As the bridge between the clinical and business side of healthcare, the RCM process is awash with metrics that can help administrators get the most out of their cycles, including increased revenue stream, improved reputation, and enhanced “start to finish” quality of care.
Insurance denials are a revenue stream killer. Not only do they impact the current bottom line, they can lead to patient frustration that could affect future revenue as well.
Practices that monitor their RCM metrics ensure more effectiveness in planning for future expenses, including potential opportunities to embrace new technologies like telehealth and expanded services. They also put themselves in a position to identify possible weaknesses in their current process to correct — especially when navigating changing regulations in care, payer schedules, and even new COVID protocols.
Revenue Cycle Metrics to Monitor
Like with any business in the private sector, there are massive amounts of data to crunch to help track viability and long-term financial — and other — goals for healthcare organizations. Tracking key performance indicators (KPIs) can assist data-driven decision making and make it possible to benchmark the performance of the revenue cycle to measure success.
While the Healthcare Financial Management Association identifies as many as 29 possible standard metrics, here are a few key metrics to consider measuring consistently to determine how efficiently your RCM is operating.
RATE OF FIRST PASS PAYMENT
Also known as clean claims ratio (CCR), this is the rate billing claims are confirmed and paid without denials on the “first pass.” Claims that need to be submitted a second or even third time are an inefficient waste of resources. Experts suggest that organizations should be aiming to experience 80% CCR in order to ensure healthy billing practices.

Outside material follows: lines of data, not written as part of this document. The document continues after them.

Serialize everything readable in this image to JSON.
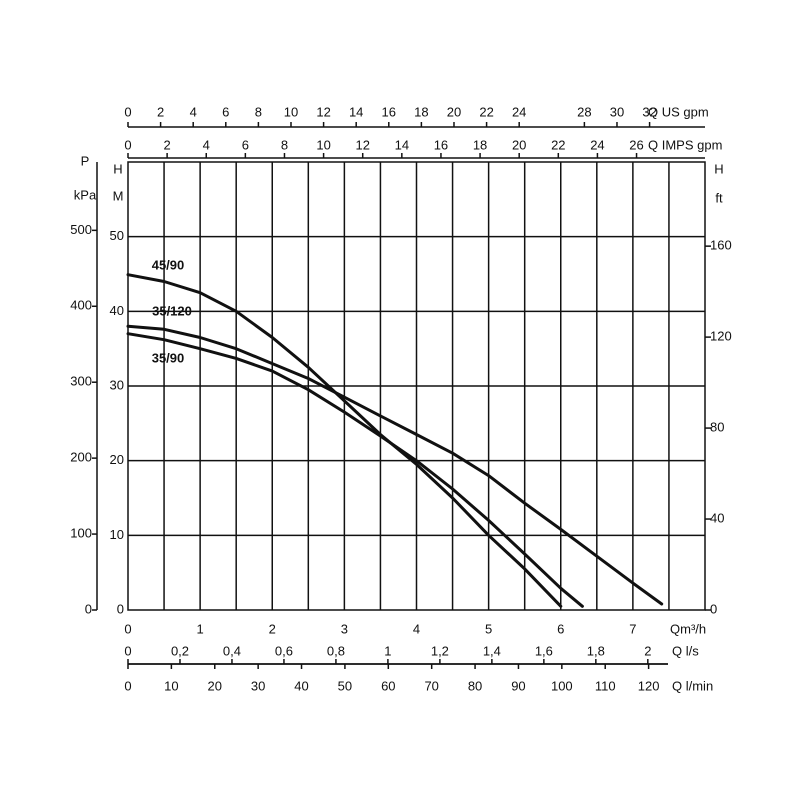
{
  "chart_data": {
    "type": "line",
    "x_label": "Qm³/h",
    "xlim": [
      0,
      8
    ],
    "xticks": [
      0,
      1,
      2,
      3,
      4,
      5,
      6,
      7
    ],
    "y_label_top": "H",
    "y_label": "M",
    "ylim": [
      0,
      60
    ],
    "yticks": [
      0,
      10,
      20,
      30,
      40,
      50
    ],
    "grid": true,
    "color": "#111111",
    "top_axes": [
      {
        "label": "Q US gpm",
        "xlim": [
          0,
          35.4
        ],
        "xticks": [
          0,
          2,
          4,
          6,
          8,
          10,
          12,
          14,
          16,
          18,
          20,
          22,
          24,
          28,
          30,
          32
        ]
      },
      {
        "label": "Q IMPS gpm",
        "xlim": [
          0,
          29.5
        ],
        "xticks": [
          0,
          2,
          4,
          6,
          8,
          10,
          12,
          14,
          16,
          18,
          20,
          22,
          24,
          26
        ]
      }
    ],
    "bottom_axes": [
      {
        "label": "Q l/s",
        "xlim": [
          0,
          2.22
        ],
        "xticks": [
          0,
          {
            "value": 0.2,
            "label": "0,2"
          },
          {
            "value": 0.4,
            "label": "0,4"
          },
          {
            "value": 0.6,
            "label": "0,6"
          },
          {
            "value": 0.8,
            "label": "0,8"
          },
          1,
          {
            "value": 1.2,
            "label": "1,2"
          },
          {
            "value": 1.4,
            "label": "1,4"
          },
          {
            "value": 1.6,
            "label": "1,6"
          },
          {
            "value": 1.8,
            "label": "1,8"
          },
          2
        ]
      },
      {
        "label": "Q l/min",
        "xlim": [
          0,
          133
        ],
        "xticks": [
          0,
          10,
          20,
          30,
          40,
          50,
          60,
          70,
          80,
          90,
          100,
          110,
          120
        ]
      }
    ],
    "left_axis": {
      "label_top": "P",
      "label": "kPa",
      "ylim": [
        0,
        590
      ],
      "yticks": [
        0,
        100,
        200,
        300,
        400,
        500
      ]
    },
    "right_axis": {
      "label_top": "H",
      "label": "ft",
      "ylim": [
        0,
        197
      ],
      "yticks": [
        0,
        40,
        80,
        120,
        160
      ]
    },
    "series": [
      {
        "name": "45/90",
        "x": [
          0,
          0.5,
          1,
          1.5,
          2,
          2.5,
          3,
          3.5,
          4,
          4.5,
          5,
          5.5,
          6
        ],
        "values": [
          44.9,
          44,
          42.5,
          40,
          36.5,
          32.5,
          28,
          23.5,
          19.5,
          15,
          10,
          5.5,
          0.5
        ]
      },
      {
        "name": "35/120",
        "x": [
          0,
          0.5,
          1,
          1.5,
          2,
          2.5,
          3,
          3.5,
          4,
          4.5,
          5,
          5.5,
          6,
          6.5,
          7,
          7.4
        ],
        "values": [
          38,
          37.6,
          36.5,
          35,
          33,
          31,
          28.5,
          26,
          23.5,
          21,
          18,
          14.3,
          10.8,
          7.2,
          3.6,
          0.8
        ]
      },
      {
        "name": "35/90",
        "x": [
          0,
          0.5,
          1,
          1.5,
          2,
          2.5,
          3,
          3.5,
          4,
          4.5,
          5,
          5.5,
          6,
          6.3
        ],
        "values": [
          37,
          36.2,
          35,
          33.7,
          32,
          29.5,
          26.5,
          23.3,
          20,
          16.2,
          12,
          7.5,
          2.9,
          0.5
        ]
      }
    ]
  }
}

By monitoring this KPI, healthcare providers can determine the quality of data being collected in the process as well as the amount of time it takes to resolve issues. This can help drive down the cost required to generate payments, adding up to millions or even billions in savings a year.
DAYS IN ACCOUNTS RECEIVABLE
One of the most important metrics for any practice to measure. The number of days in account receivable (A/R) represents the average length of time it takes for a claim to be paid. Potential cash flow issues or missed opportunities to invest and earn interest are just a couple results of practices waiting too long for payment. And according to the Medical Group Management Association’s most recent poll, 49% of medical practice leaders say their time in A/R increased in 2021.
The ideal time for a claim in A/R is between 30-40 days with a goal of keeping it under 45. Once deadlines pass, it can be difficult to collect at all for the services rendered.
To calculate:
- Divide total current receivables by average daily charge amount
- Net the credits by subtracting the current credit balance from the current total receivables
- Get the average daily charge amount by dividing total gross charges for the past 12 months by 365
NET COLLECTION RATE
More effective to track than gross collection rate, this is the percentage of the total amount an organization can realistically expect to collect for care and services.
Tracking this metric is key because it represents the efficiency of the RCM, the ability to mitigate missed payments, communicate with insurance payers and patients alike, and to submit clean claims in the first place.
While the COVID-19 pandemic has in part negatively impacted net collection rates, it’s commonly accepted that a good collection rate ranges between 98.5% to 99%.
CLAIM DENIAL RATE
It’s not enough to aim for a high rate of first pass payment (CCR); it’s also crucial to strive for a lower claims denial rate. Know the numbers to paint a better picture about what your revenue cycle is up against.
To calculate claim denial rate, divide the total dollar amount of claims denied by payers by the total amount submitted (within the given period). Claim denial rates above 10% indicate an unhealthy RCM process and financial flow. In this case, consider analyzing eligibility verification, coding, and credentialing functions.
BAD DEBT RATE
This is the reimbursement for services healthcare organizations have potentially written off. Calculate this KPI by dividing amounts written off by allowed charges. Considering the growing amount of medical debt across the U.S., it’s critical to stay aware and ahead of this metric.
COLLECTION COST
Hospitals or clinics that are able to close claims quickly and reduce outside collection costs set themselves up to remain competitive. Not only are they able to offer more cost-effective services, they free up resources to invest in other key areas such as patient experience and necessary infrastructure.
REFERRAL RATES
By accurately tracking referrals and new patient intake, organizations can get a clearer picture of the services provided as well as the required budgets. These referral rates can also provide insights on opportunities to improve service lines, which can in turn increase cash flow.